The blurbs should not take up more space than the description. The blurbs should definitely not take the place of the description. I don’t trust books that have no synopsis on the back.

4. Description
Book descriptions read a lot like ad copy. So here is a little glossary of commonly used words:

“twenty-something” – boring character who frets about dates and clothing
“frothy” – insubstantial
“a homecoming” – melodrama
“saga” or “epic” – not edited properly
“hilarious” – will make you smirk once or twice
“dazzling” – it’s hard to tell. It’s in every book’s description

I’m a sucker, though, for words like “eerie,” “delicious,” “sexy,” and “devious.” All of these words, of course, appeared on the backs of the two I bought.

5. Author Photo
There are some great author photos. My current favorite is Salman Rushdie with his heavy eyes, looking at something just to the side of the camera like he wants to devour whatever woman, food or book is in his line of vision. Neil Gaiman’s current photo suits him well, also. Jacket collar turned up, smoky background, another intense gaze.

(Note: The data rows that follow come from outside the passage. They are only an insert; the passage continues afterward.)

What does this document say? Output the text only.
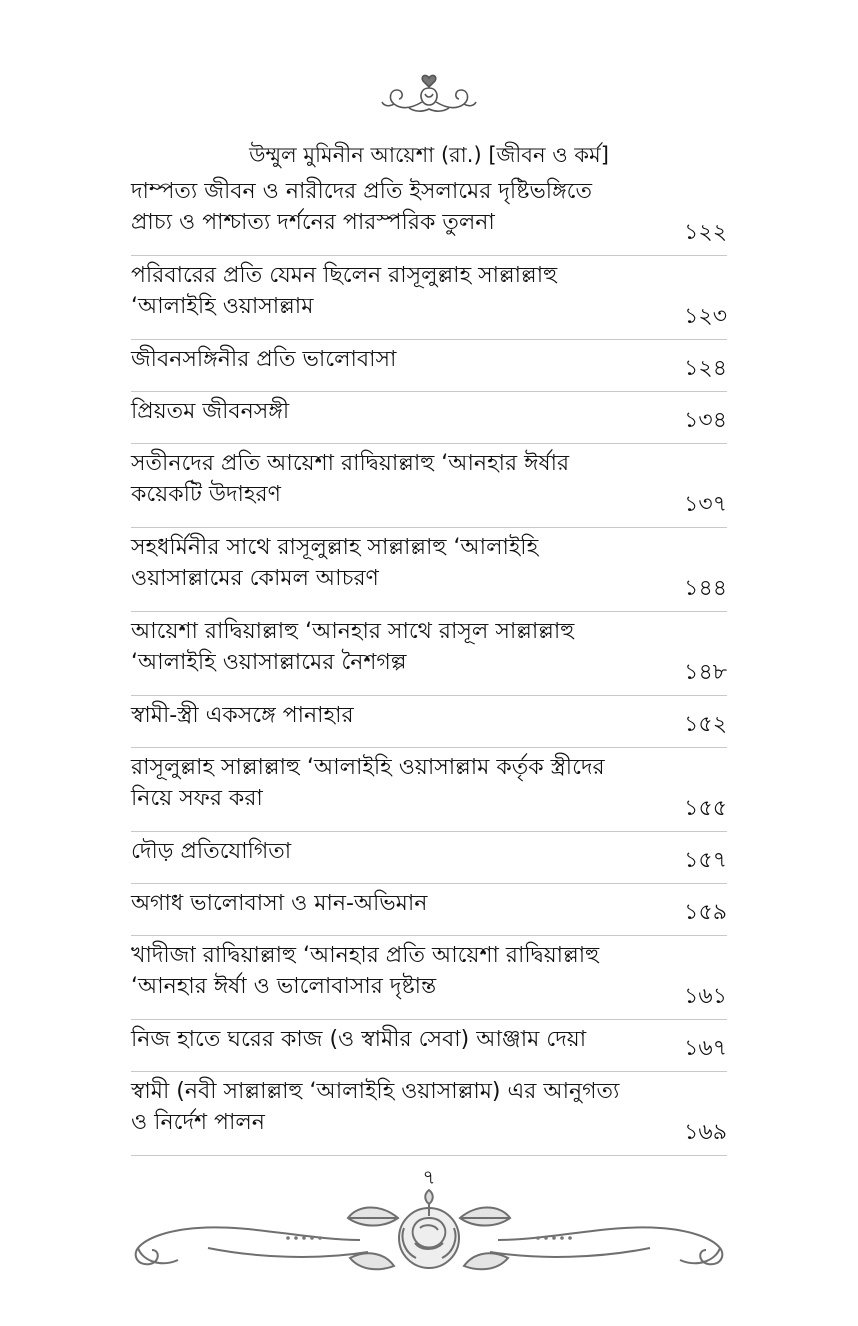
উম্মুল মুমিনীন আয়েশা (রা.) [জীবন ও কর্ম]
দাম্পত্য জীবন ও নারীদের প্রতি ইসলামের দৃষ্টিভঙ্গিতে
প্রাচ্য ও পাশ্চাত্য দর্শনের পারস্পরিক তুলনা	১২২
পরিবারের প্রতি যেমন ছিলেন রাসূলুল্লাহ সাল্লাল্লাহু
‘আলাইহি ওয়াসাল্লাম	১২৩
জীবনসঙ্গিনীর প্রতি ভালোবাসা	১২৪
প্রিয়তম জীবনসঙ্গী	১৩৪
সতীনদের প্রতি আয়েশা রাদ্বিয়াল্লাহু ‘আনহার ঈর্ষার
কয়েকটি উদাহরণ	১৩৭
সহধর্মিনীর সাথে রাসূলুল্লাহ সাল্লাল্লাহু ‘আলাইহি
ওয়াসাল্লামের কোমল আচরণ	১৪৪
আয়েশা রাদ্বিয়াল্লাহু ‘আনহার সাথে রাসূল সাল্লাল্লাহু
‘আলাইহি ওয়াসাল্লামের নৈশগল্প	১৪৮
স্বামী-স্ত্রী একসঙ্গে পানাহার	১৫২
রাসূলুল্লাহ সাল্লাল্লাহু ‘আলাইহি ওয়াসাল্লাম কর্তৃক স্ত্রীদের
নিয়ে সফর করা	১৫৫
দৌড় প্রতিযোগিতা	১৫৭
অগাধ ভালোবাসা ও মান-অভিমান	১৫৯
খাদীজা রাদ্বিয়াল্লাহু ‘আনহার প্রতি আয়েশা রাদ্বিয়াল্লাহু
‘আনহার ঈর্ষা ও ভালোবাসার দৃষ্টান্ত	১৬১
নিজ হাতে ঘরের কাজ (ও স্বামীর সেবা) আঞ্জাম দেয়া	১৬৭
স্বামী (নবী সাল্লাল্লাহু ‘আলাইহি ওয়াসাল্লাম) এর আনুগত্য
ও নির্দেশ পালন	১৬৯
৭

There are, however, unfortunate author photos. A book that I am currently reading, and loving, by the way, has one of them. The guy looks like Tiny Tim. There is no way around it. He writes beautifully, so this is a hole in my criteria. I would say that the author photo is the least important of all of these elements, but if I turn the book over and see a middle-aged woman standing in front of a flowering shrub of some kind, I rarely buy it.

6. The Spine
The only interesting information on the spine is the publisher. If it’s Random House, Vintage, HarperCollins, Doubleday, Scriber, Simon & Schuster, or Little, Brown, this information will tell you nothing. They’re too big and they publish too much for any theme or level of quality to be implied. Small, thoughtful publishers are what you want to look for. If you like literary fiction, try New York Review Books or Farrar, Straus & Girroux. If you’re looking for something edgy, you can go with anything published by Soft Skull or Grove Press. Feminist? Seal Press and Milkweed. The huge conglomerates may have destroyed any allegiance readers had with them, but good publishers that seem to actually like what they produce are still out there. They deserve your devotion as much as a good writer does.